The Boy Who Cried Fiscal Crisis
Dave Ramsey has heard it all before. The economic apocalypse. The debt bomb. The inevitable collapse. And he's over it.
"I've observed people in my world write books about the economic end of the world," the personal finance expert told comedian Theo Von last year. "And they keep being wrong, so I don't want to write that book."
Ramsey himself used to worry about the mounting national debt back in his 20s. But after decades of watching predictions fail to materialize, he's changed his tune. "Is it concerning? Yeah, it's concerning. But is it going to cause a crash? Apparently not," he said.
That doesn't mean he thinks the debt is harmless. Rather than triggering some dramatic meltdown, Ramsey argues it works more like a slow leak. Government borrowing crowds out private investment because Treasury bonds absorb capital that businesses might otherwise use. "It's stealing money from the economy in that sense," he explained.
Others See the Crisis Already Unfolding
Not everyone shares Ramsey's measured outlook. Since that interview aired, the national debt has ballooned another $2 trillion to reach $38 trillion.
"You feel a little bit like Paul Revere—except instead of the British coming, the crisis is coming," former Council on Foreign Relations president and veteran diplomat Richard Haass told Fortune recently.
Haass views the debt as a legitimate national security threat.

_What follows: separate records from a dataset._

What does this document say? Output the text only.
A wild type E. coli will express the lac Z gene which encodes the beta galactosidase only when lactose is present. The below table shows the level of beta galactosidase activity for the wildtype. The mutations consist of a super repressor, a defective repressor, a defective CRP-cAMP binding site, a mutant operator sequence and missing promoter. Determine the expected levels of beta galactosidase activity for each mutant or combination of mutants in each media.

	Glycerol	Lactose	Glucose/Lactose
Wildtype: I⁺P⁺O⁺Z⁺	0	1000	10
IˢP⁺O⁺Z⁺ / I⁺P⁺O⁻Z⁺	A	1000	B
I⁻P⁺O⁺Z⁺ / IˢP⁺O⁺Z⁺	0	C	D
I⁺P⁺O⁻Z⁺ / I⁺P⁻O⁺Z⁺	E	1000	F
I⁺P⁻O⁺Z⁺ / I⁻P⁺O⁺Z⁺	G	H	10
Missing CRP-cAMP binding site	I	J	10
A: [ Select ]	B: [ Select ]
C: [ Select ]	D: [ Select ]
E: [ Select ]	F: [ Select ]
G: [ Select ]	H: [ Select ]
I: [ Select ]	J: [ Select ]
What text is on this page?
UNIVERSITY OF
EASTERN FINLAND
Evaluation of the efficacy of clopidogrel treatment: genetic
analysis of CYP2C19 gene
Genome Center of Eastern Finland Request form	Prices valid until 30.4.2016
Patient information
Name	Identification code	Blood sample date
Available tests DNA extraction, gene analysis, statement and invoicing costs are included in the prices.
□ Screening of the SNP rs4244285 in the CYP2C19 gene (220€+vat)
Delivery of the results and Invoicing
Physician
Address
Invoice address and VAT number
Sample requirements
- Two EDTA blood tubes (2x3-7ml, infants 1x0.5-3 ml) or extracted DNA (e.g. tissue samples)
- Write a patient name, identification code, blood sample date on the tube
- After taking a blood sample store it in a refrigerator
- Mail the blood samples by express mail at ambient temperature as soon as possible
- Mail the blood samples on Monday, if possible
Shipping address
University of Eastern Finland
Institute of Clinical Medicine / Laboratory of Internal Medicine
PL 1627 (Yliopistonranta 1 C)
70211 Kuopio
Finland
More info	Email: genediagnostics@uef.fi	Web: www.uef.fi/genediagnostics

The United States spent over $1 trillion on interest payments last year—more than the entire military budget. That's money that can't fund defense, infrastructure, or anything else. He warns the debt constrains America's foreign policy options and creates vulnerability if investors lose confidence or geopolitical rivals like China decide to "weaponize its Treasuries."
In Haass's view, there are two scenarios ahead: either a sudden crisis triggered by market panic, or a continued slow squeeze that gradually diminishes U.S. influence globally. "You don't need a bond market collapse to have a crisis," he noted.
The Paralysis Problem
Barry Eichengreen, a professor of economics and political science at the University of California, Berkeley, identifies a different core issue: Washington simply can't function anymore.
"Political polarization is higher in the United States than in any other advanced country for which we have comparable data," he told Fortune recently. "It is deeply debilitating in terms of our ability to achieve consensus and stability and productive policy results."
Previous debt reduction efforts succeeded through bipartisan cooperation—something that no longer exists in today's political environment. Neither party wants to touch Social Security or Medicare. Neither wants to raise taxes. Even the Trump-Musk Department of Government Efficiency program didn't deliver meaningful results.
What It Actually Means
Despite their different perspectives, Ramsey, Haass, and Eichengreen all agree the debt carries real consequences. Whether it's siphoning away investment capital, limiting America's global reach, or consuming future budgets with interest payments, that $38 trillion figure matters.
Still, Ramsey maintains confidence in long-term market investing. "I do think it's still a safe place for people to invest. I've got millions and millions of dollars in mutual funds," he said.
The question isn't really whether the national debt matters. It's whether the damage happens all at once or bit by bit—and whether anyone in Washington can muster the political will to do anything about it before the answer becomes painfully obvious.